Residents of several other remote towns and Indigenous communities have also now been told to leave.

Most of the evacuees are expected to be transported to the Manitoba capital of Winnipeg.

‘Changing climate’

“For the first time, it’s not a fire in one region, we have fires in every region. That is a sign of a changing climate that we are going to have to adapt to,“ Kinew said.

Twenty-two wildfires were active in the province.

Nearly 200,000 hectares of forests have been scorched in just the past month or triple the annual average over the previous five years, Kirstin Hayward of the Manitoba wildfire service told an earlier news conference.

“Manitoba has the highest fire activity in Canada so far this year, due in part to a prolonged period of warm and dry conditions,“ she said.

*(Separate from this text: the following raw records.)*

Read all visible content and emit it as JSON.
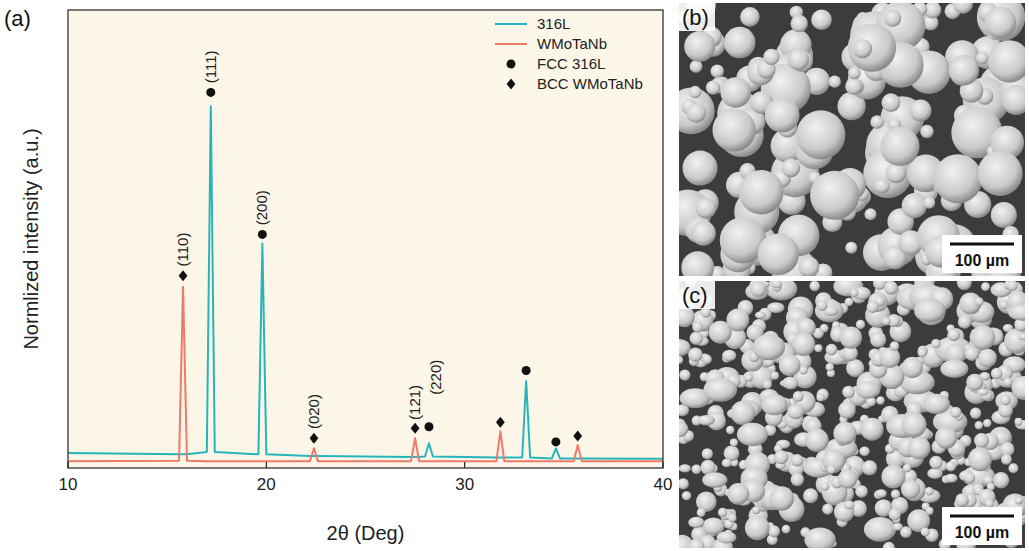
{
  "chart_data": {
    "type": "line",
    "panel_label": "(a)",
    "xlabel": "2θ (Deg)",
    "ylabel": "Normlized intensity (a.u.)",
    "x": [
      10,
      15.6,
      15.8,
      16.0,
      17.0,
      17.2,
      17.4,
      19.6,
      19.8,
      20.0,
      22.2,
      22.4,
      22.6,
      27.3,
      27.5,
      27.7,
      28.0,
      28.2,
      28.4,
      31.6,
      31.8,
      32.0,
      32.9,
      33.1,
      33.3,
      34.4,
      34.6,
      34.8,
      35.5,
      35.7,
      35.9,
      40
    ],
    "xlim": [
      10,
      40
    ],
    "xticks": [
      10,
      20,
      30,
      40
    ],
    "ylim": [
      0,
      1
    ],
    "yticks": [],
    "tick_labels": "x",
    "legend": "upper right",
    "series": [
      {
        "name": "316L",
        "type": "line",
        "color": "#26b5bb",
        "values": [
          0.033,
          0.03,
          0.03,
          0.03,
          0.035,
          0.79,
          0.035,
          0.03,
          0.49,
          0.03,
          0.026,
          0.026,
          0.026,
          0.024,
          0.024,
          0.024,
          0.025,
          0.054,
          0.025,
          0.023,
          0.023,
          0.023,
          0.023,
          0.19,
          0.023,
          0.021,
          0.043,
          0.021,
          0.021,
          0.021,
          0.021,
          0.02
        ]
      },
      {
        "name": "WMoTaNb",
        "type": "line",
        "color": "#ee7a6b",
        "values": [
          0.015,
          0.016,
          0.396,
          0.016,
          0.015,
          0.015,
          0.015,
          0.015,
          0.015,
          0.015,
          0.015,
          0.043,
          0.015,
          0.015,
          0.065,
          0.015,
          0.015,
          0.015,
          0.015,
          0.015,
          0.08,
          0.015,
          0.015,
          0.015,
          0.015,
          0.015,
          0.015,
          0.015,
          0.015,
          0.05,
          0.015,
          0.015
        ]
      },
      {
        "name": "FCC 316L",
        "type": "scatter",
        "marker": "circle",
        "color": "#111111",
        "x": [
          17.2,
          19.8,
          28.2,
          33.1,
          34.6
        ],
        "values": [
          0.82,
          0.51,
          0.09,
          0.213,
          0.057
        ]
      },
      {
        "name": "BCC WMoTaNb",
        "type": "scatter",
        "marker": "diamond",
        "color": "#111111",
        "x": [
          15.8,
          22.4,
          27.5,
          31.8,
          35.7
        ],
        "values": [
          0.42,
          0.065,
          0.087,
          0.1,
          0.07
        ]
      }
    ],
    "annotations": [
      {
        "text": "(110)",
        "x": 15.8,
        "y": 0.44
      },
      {
        "text": "(111)",
        "x": 17.2,
        "y": 0.84
      },
      {
        "text": "(200)",
        "x": 19.8,
        "y": 0.53
      },
      {
        "text": "(020)",
        "x": 22.4,
        "y": 0.085
      },
      {
        "text": "(121)",
        "x": 27.5,
        "y": 0.105
      },
      {
        "text": "(220)",
        "x": 28.55,
        "y": 0.16
      }
    ]
  },
  "images": [
    {
      "panel_label": "(b)",
      "scale_bar": "100 µm"
    },
    {
      "panel_label": "(c)",
      "scale_bar": "100 µm"
    }
  ]
}
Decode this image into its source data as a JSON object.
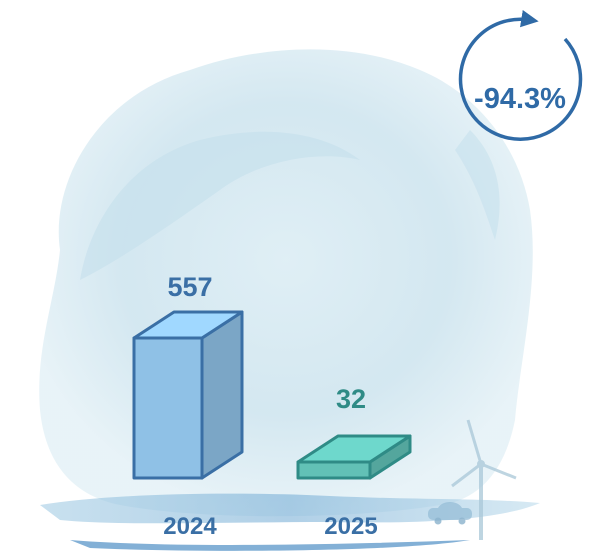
{
  "chart_data": {
    "type": "bar",
    "categories": [
      "2024",
      "2025"
    ],
    "values": [
      557,
      32
    ],
    "value_labels": [
      "557",
      "32"
    ],
    "change_badge": "-94.3%",
    "colors": {
      "bar_2024": "#8fc1e6",
      "bar_2025": "#62c1b6",
      "label_blue": "#3a6fa5",
      "label_teal": "#2f8b86",
      "badge_ring": "#2f6aa6"
    },
    "decor_icons": [
      "watercolor-splash",
      "wind-turbine",
      "car"
    ]
  }
}
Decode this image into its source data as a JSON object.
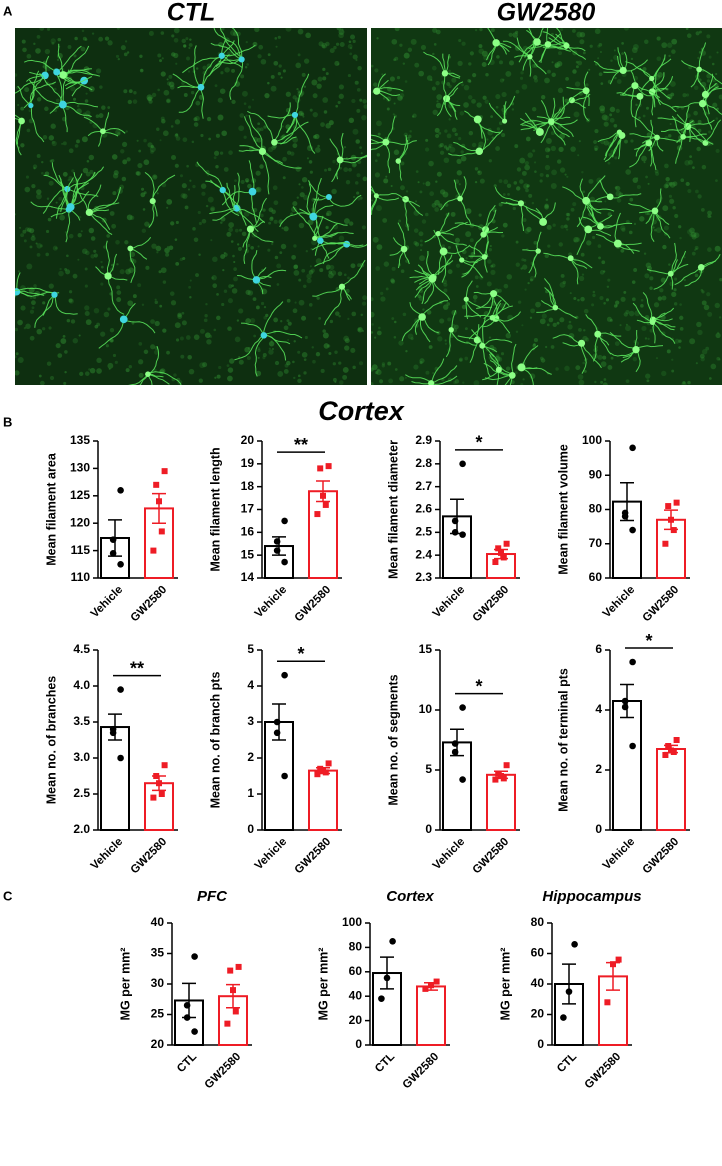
{
  "panel_labels": [
    "A",
    "B",
    "C"
  ],
  "images": [
    {
      "label": "CTL"
    },
    {
      "label": "GW2580"
    }
  ],
  "section_title": "Cortex",
  "chart_data": [
    {
      "type": "bar",
      "ylabel": "Mean filament area",
      "categories": [
        "Vehicle",
        "GW2580"
      ],
      "values": [
        117.3,
        122.7
      ],
      "errors": [
        3.3,
        2.7
      ],
      "points": [
        [
          126,
          117,
          114.5,
          112.5
        ],
        [
          129.5,
          127,
          124,
          118.5,
          115
        ]
      ],
      "colors": [
        "#000000",
        "#ee1c25"
      ],
      "markers": [
        "circle",
        "square"
      ],
      "ylim": [
        110,
        135
      ],
      "yticks": [
        110,
        115,
        120,
        125,
        130,
        135
      ]
    },
    {
      "type": "bar",
      "ylabel": "Mean filament length",
      "categories": [
        "Vehicle",
        "GW2580"
      ],
      "values": [
        15.4,
        17.8
      ],
      "errors": [
        0.4,
        0.45
      ],
      "points": [
        [
          16.5,
          15.6,
          15.2,
          14.7
        ],
        [
          18.9,
          18.8,
          17.6,
          17.2,
          16.8
        ]
      ],
      "colors": [
        "#000000",
        "#ee1c25"
      ],
      "markers": [
        "circle",
        "square"
      ],
      "ylim": [
        14,
        20
      ],
      "yticks": [
        14,
        15,
        16,
        17,
        18,
        19,
        20
      ],
      "significance": "**"
    },
    {
      "type": "bar",
      "ylabel": "Mean filament diameter",
      "categories": [
        "Vehicle",
        "GW2580"
      ],
      "values": [
        2.57,
        2.405
      ],
      "errors": [
        0.075,
        0.02
      ],
      "points": [
        [
          2.8,
          2.55,
          2.5,
          2.49
        ],
        [
          2.45,
          2.43,
          2.41,
          2.39,
          2.37
        ]
      ],
      "colors": [
        "#000000",
        "#ee1c25"
      ],
      "markers": [
        "circle",
        "square"
      ],
      "ylim": [
        2.3,
        2.9
      ],
      "yticks": [
        2.3,
        2.4,
        2.5,
        2.6,
        2.7,
        2.8,
        2.9
      ],
      "significance": "*"
    },
    {
      "type": "bar",
      "ylabel": "Mean filament volume",
      "categories": [
        "Vehicle",
        "GW2580"
      ],
      "values": [
        82.3,
        77
      ],
      "errors": [
        5.5,
        2.8
      ],
      "points": [
        [
          98,
          79,
          78,
          74
        ],
        [
          82,
          81,
          77,
          74,
          70
        ]
      ],
      "colors": [
        "#000000",
        "#ee1c25"
      ],
      "markers": [
        "circle",
        "square"
      ],
      "ylim": [
        60,
        100
      ],
      "yticks": [
        60,
        70,
        80,
        90,
        100
      ]
    },
    {
      "type": "bar",
      "ylabel": "Mean no. of branches",
      "categories": [
        "Vehicle",
        "GW2580"
      ],
      "values": [
        3.43,
        2.65
      ],
      "errors": [
        0.18,
        0.1
      ],
      "points": [
        [
          3.95,
          3.4,
          3.35,
          3.0
        ],
        [
          2.9,
          2.75,
          2.65,
          2.5,
          2.45
        ]
      ],
      "colors": [
        "#000000",
        "#ee1c25"
      ],
      "markers": [
        "circle",
        "square"
      ],
      "ylim": [
        2,
        4.5
      ],
      "yticks": [
        {
          "value": 2,
          "label": "2.0"
        },
        2.5,
        {
          "value": 3,
          "label": "3.0"
        },
        3.5,
        {
          "value": 4,
          "label": "4.0"
        },
        4.5
      ],
      "significance": "**"
    },
    {
      "type": "bar",
      "ylabel": "Mean no. of branch pts",
      "categories": [
        "Vehicle",
        "GW2580"
      ],
      "values": [
        3.0,
        1.65
      ],
      "errors": [
        0.5,
        0.08
      ],
      "points": [
        [
          4.3,
          3.0,
          2.7,
          1.5
        ],
        [
          1.85,
          1.7,
          1.65,
          1.6,
          1.55
        ]
      ],
      "colors": [
        "#000000",
        "#ee1c25"
      ],
      "markers": [
        "circle",
        "square"
      ],
      "ylim": [
        0,
        5
      ],
      "yticks": [
        0,
        1,
        2,
        3,
        4,
        5
      ],
      "significance": "*"
    },
    {
      "type": "bar",
      "ylabel": "Mean no. of segments",
      "categories": [
        "Vehicle",
        "GW2580"
      ],
      "values": [
        7.3,
        4.6
      ],
      "errors": [
        1.1,
        0.3
      ],
      "points": [
        [
          10.2,
          7.2,
          6.5,
          4.2
        ],
        [
          5.4,
          4.7,
          4.5,
          4.3,
          4.2
        ]
      ],
      "colors": [
        "#000000",
        "#ee1c25"
      ],
      "markers": [
        "circle",
        "square"
      ],
      "ylim": [
        0,
        15
      ],
      "yticks": [
        0,
        5,
        10,
        15
      ],
      "significance": "*"
    },
    {
      "type": "bar",
      "ylabel": "Mean no. of terminal pts",
      "categories": [
        "Vehicle",
        "GW2580"
      ],
      "values": [
        4.3,
        2.7
      ],
      "errors": [
        0.55,
        0.12
      ],
      "points": [
        [
          5.6,
          4.3,
          4.1,
          2.8
        ],
        [
          3.0,
          2.8,
          2.65,
          2.6,
          2.5
        ]
      ],
      "colors": [
        "#000000",
        "#ee1c25"
      ],
      "markers": [
        "circle",
        "square"
      ],
      "ylim": [
        0,
        6
      ],
      "yticks": [
        0,
        2,
        4,
        6
      ],
      "significance": "*"
    },
    {
      "type": "bar",
      "title": "PFC",
      "ylabel": "MG per mm²",
      "categories": [
        "CTL",
        "GW2580"
      ],
      "values": [
        27.3,
        28.0
      ],
      "errors": [
        2.8,
        1.9
      ],
      "points": [
        [
          34.5,
          26.5,
          24.5,
          22.2
        ],
        [
          32.8,
          32.2,
          29,
          25.5,
          23.5
        ]
      ],
      "colors": [
        "#000000",
        "#ee1c25"
      ],
      "markers": [
        "circle",
        "square"
      ],
      "ylim": [
        20,
        40
      ],
      "yticks": [
        20,
        25,
        30,
        35,
        40
      ]
    },
    {
      "type": "bar",
      "title": "Cortex",
      "ylabel": "MG per mm²",
      "categories": [
        "CTL",
        "GW2580"
      ],
      "values": [
        59,
        48
      ],
      "errors": [
        13,
        3
      ],
      "points": [
        [
          85,
          55,
          38
        ],
        [
          52,
          49,
          46
        ]
      ],
      "colors": [
        "#000000",
        "#ee1c25"
      ],
      "markers": [
        "circle",
        "square"
      ],
      "ylim": [
        0,
        100
      ],
      "yticks": [
        0,
        20,
        40,
        60,
        80,
        100
      ]
    },
    {
      "type": "bar",
      "title": "Hippocampus",
      "ylabel": "MG per mm²",
      "categories": [
        "CTL",
        "GW2580"
      ],
      "values": [
        40,
        45
      ],
      "errors": [
        13,
        9
      ],
      "points": [
        [
          66,
          35,
          18
        ],
        [
          56,
          53,
          28
        ]
      ],
      "colors": [
        "#000000",
        "#ee1c25"
      ],
      "markers": [
        "circle",
        "square"
      ],
      "ylim": [
        0,
        80
      ],
      "yticks": [
        0,
        20,
        40,
        60,
        80
      ]
    }
  ]
}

Climate change has increased the impact of extreme weather events in Canada.

About 1,000 residents of Lynn Lake and Marcel Colomb First Nation in Manitoba and 4,000 people from the northern village of Pelican Narrows and other communities in neighboring Saskatchewan had already been evacuated earlier in the week.

A firefighter was severely injured when he was struck by a falling tree while battling blazes and was being treated in hospital, Kinew said.

The Manitoba premier had noted earlier that hotels in Winnipeg were already full of wildfire evacuees and visitors for events.

“We’re going to be turning to other folks in the community, not necessarily private residences, but companies and communities across the province to potentially open your doors” to displaced residents, he said.

Emergency shelter spaces were also being set up, he later said.

Earlier this month, two residents of the small community of Lac du Bonnet died after being trapped in a major wildfire northeast of Winnipeg.

In 2023, the worst wildfire season in the country’s history, the only recorded deaths were among firefighters.

There are currently 134 active fires across Canada, including in British Columbia, Alberta, Saskatchewan, Manitoba and Ontario. Half are considered out of control.